Author: Deborah Rodriguez
Publisher: Random House, 2011
Genre: Contemporary Fiction/Chicklit
Rating 3.5 Crowns
This is the story of a country torn apart by war, of a little cafe in Kabul and the five very different women it brings together. As these five discover there's more to one another than meets the eye, they form a unique bond that will for ever change their lives and the lives of many others.
Sunny, the proud proprietor, a warm hearted and generous American who has grown to love her life in Kabul but who needs an ingenious plan - and fast - to keep her cafe and customers safe.
Yazmina, a young pregnant woman stolen from her remote village and now abandoned on Kabul's violent streets, she is rescued by Sunny and works at the coffee shop.
Candace, a wealthy American who has finally left her husband for her Afghan lover, the slick and enigmatic Wakil.
Isabel, a determined British journalist with a secret that might keep her from the biggest story of her life.
And Halajan, the sixty-year-old den mother, whose long-hidden love affair breaks all the rules. My favourite of the five she has seen it all......" in the burqa and out of the burqa, in miniskirts, back into long dresses - the wars that took friends and family, the droughts that caused famine and killed the roses and the trees of Kabul, and she realized she, like her country, had survived." Nothing has broken her spirit and she loves to flout the Taliban's rules in her own small way.

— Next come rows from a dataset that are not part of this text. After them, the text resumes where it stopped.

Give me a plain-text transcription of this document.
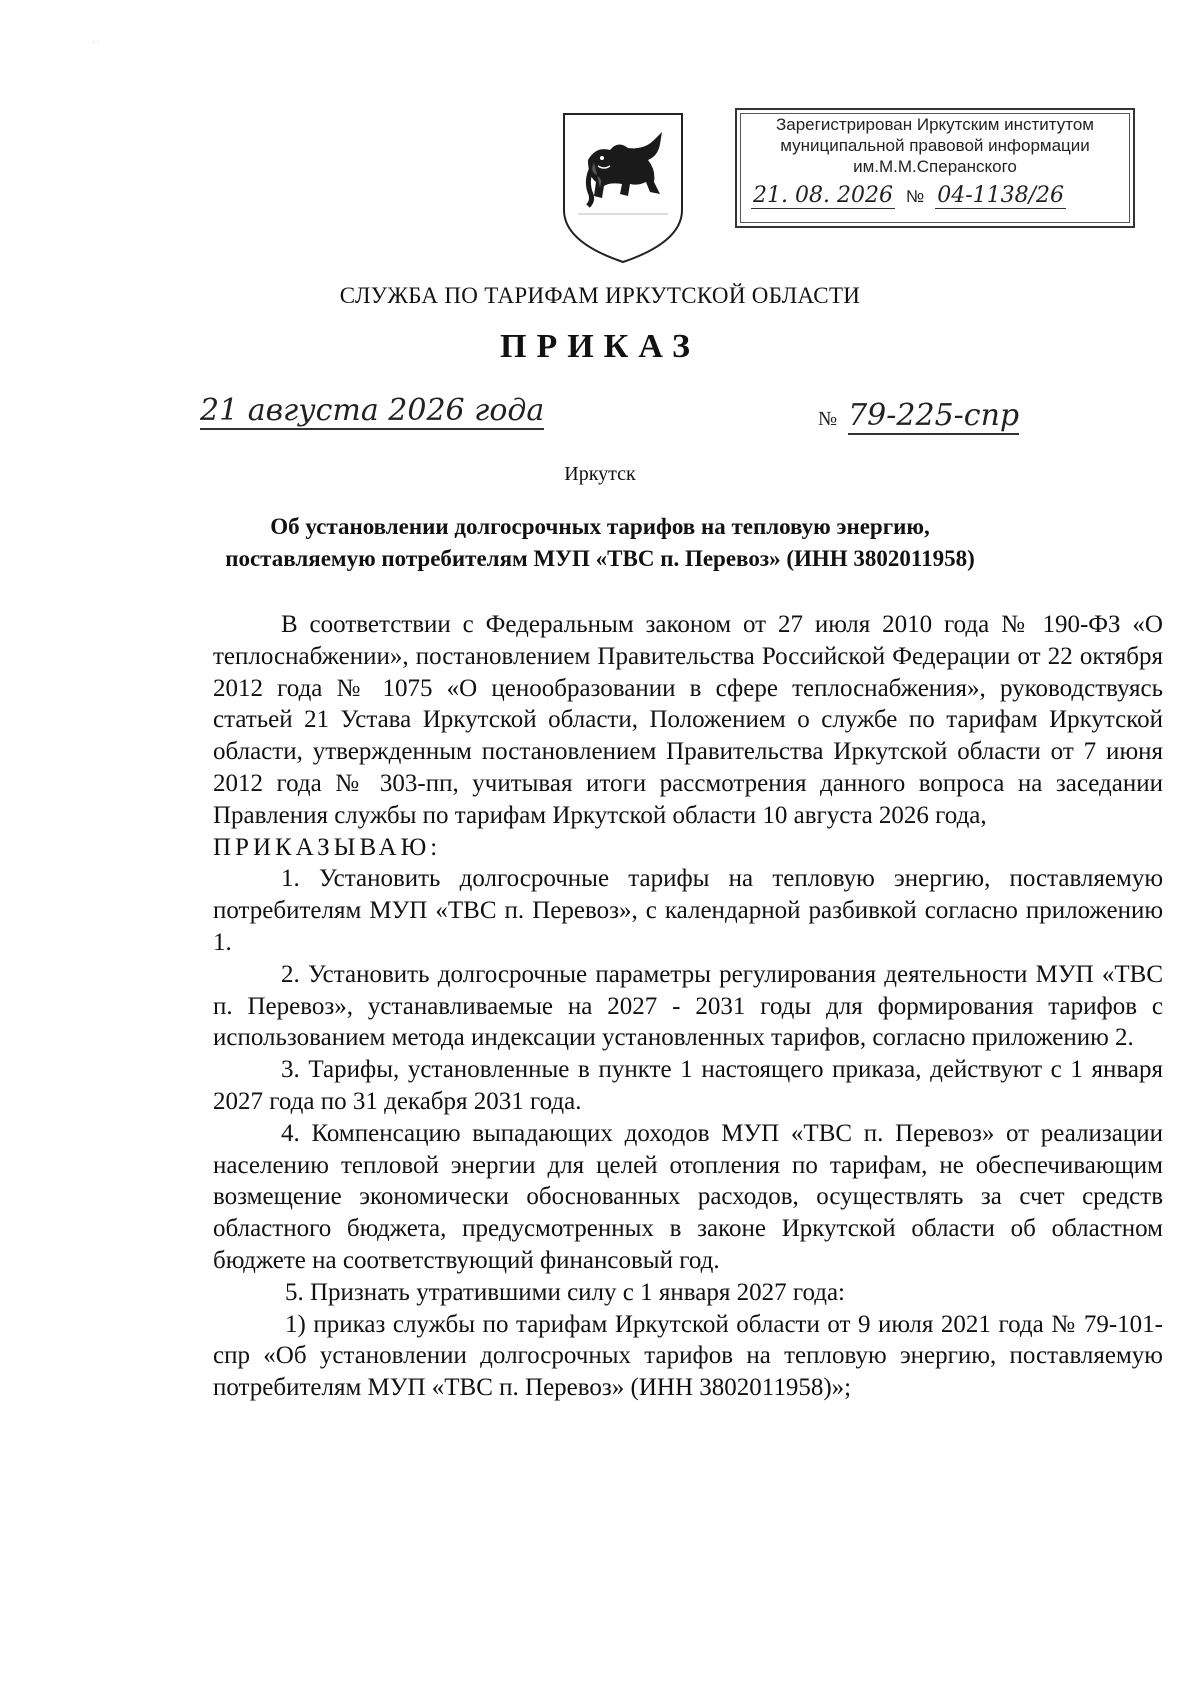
· ·
Зарегистрирован Иркутским институтом
муниципальной правовой информации
им.М.М.Сперанского
21. 08. 2026 № 04-1138/26
СЛУЖБА ПО ТАРИФАМ ИРКУТСКОЙ ОБЛАСТИ
ПРИКАЗ
21 августа 2026 года	№ 79-225-спр
Иркутск
Об установлении долгосрочных тарифов на тепловую энергию,
поставляемую потребителям МУП «ТВС п. Перевоз» (ИНН 3802011958)

В соответствии с Федеральным законом от 27 июля 2010 года № 190-ФЗ «О теплоснабжении», постановлением Правительства Российской Федерации от 22 октября 2012 года № 1075 «О ценообразовании в сфере теплоснабжения», руководствуясь статьей 21 Устава Иркутской области, Положением о службе по тарифам Иркутской области, утвержденным постановлением Правительства Иркутской области от 7 июня 2012 года № 303-пп, учитывая итоги рассмотрения данного вопроса на заседании Правления службы по тарифам Иркутской области 10 августа 2026 года,

ПРИКАЗЫВАЮ:

1. Установить долгосрочные тарифы на тепловую энергию, поставляемую потребителям МУП «ТВС п. Перевоз», с календарной разбивкой согласно приложению 1.

2. Установить долгосрочные параметры регулирования деятельности МУП «ТВС п. Перевоз», устанавливаемые на 2027 - 2031 годы для формирования тарифов с использованием метода индексации установленных тарифов, согласно приложению 2.

3. Тарифы, установленные в пункте 1 настоящего приказа, действуют с 1 января 2027 года по 31 декабря 2031 года.

4. Компенсацию выпадающих доходов МУП «ТВС п. Перевоз» от реализации населению тепловой энергии для целей отопления по тарифам, не обеспечивающим возмещение экономически обоснованных расходов, осуществлять за счет средств областного бюджета, предусмотренных в законе Иркутской области об областном бюджете на соответствующий финансовый год.

5. Признать утратившими силу с 1 января 2027 года:

1) приказ службы по тарифам Иркутской области от 9 июля 2021 года № 79-101-спр «Об установлении долгосрочных тарифов на тепловую энергию, поставляемую потребителям МУП «ТВС п. Перевоз» (ИНН 3802011958)»;
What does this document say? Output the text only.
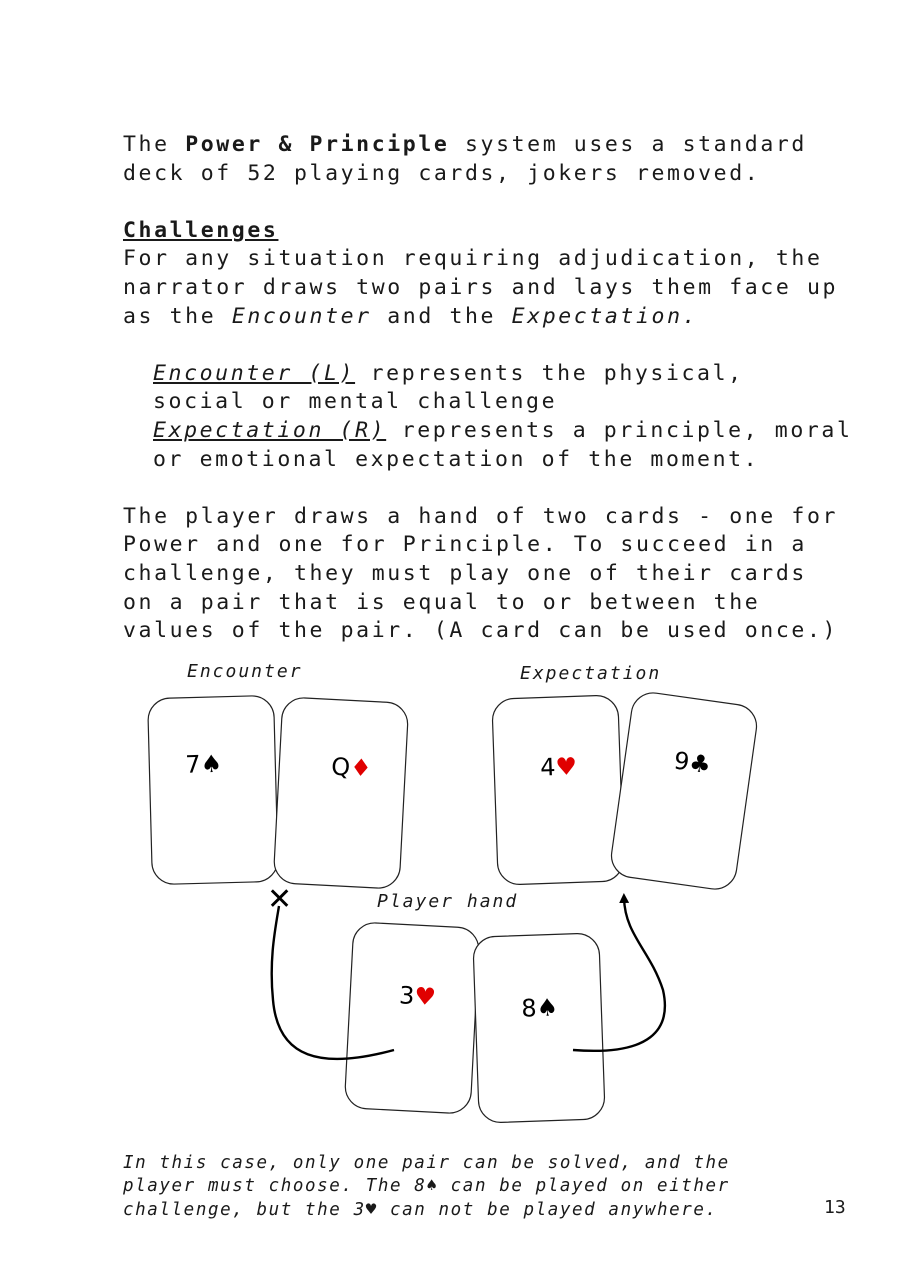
The Power & Principle system uses a standard

deck of 52 playing cards, jokers removed.

Challenges

For any situation requiring adjudication, the

narrator draws two pairs and lays them face up

as the Encounter and the Expectation.

Encounter (L) represents the physical,

social or mental challenge

Expectation (R) represents a principle, moral

or emotional expectation of the moment.

The player draws a hand of two cards - one for

Power and one for Principle. To succeed in a

challenge, they must play one of their cards

on a pair that is equal to or between the

values of the pair. (A card can be used once.)

Encounter	Expectation
Player hand
7♠	Q♦	4♥	9♣
3♥	8♠
✕
In this case, only one pair can be solved, and the
player must choose. The 8♠ can be played on either
challenge, but the 3♥ can not be played anywhere.	13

This is a book for women, about women. Each of them has a secret, each of them is fearful of the future but they all find strength and hope through the friendship and support of the others. Their individual stories are fairly predictable and because there are so many characters, in a book of less than 300 pages , there's not much room for character development.
It is Afghanistan that takes centre stage. Deborah Rodriguez , author of the memoir Kabul Beauty School , lived and worked in Kabul and her love and knowledge of this country and it's people make for a background rich in details of the culture and customs. She takes every opportunity to weave women's issues into the storyline and for anyone interested in learning about these subjects this is an excellent introduction .
It's well written, light and easy reading and includes at the back a Q & A with the author, book club discussion questions, and some Afghan recipes.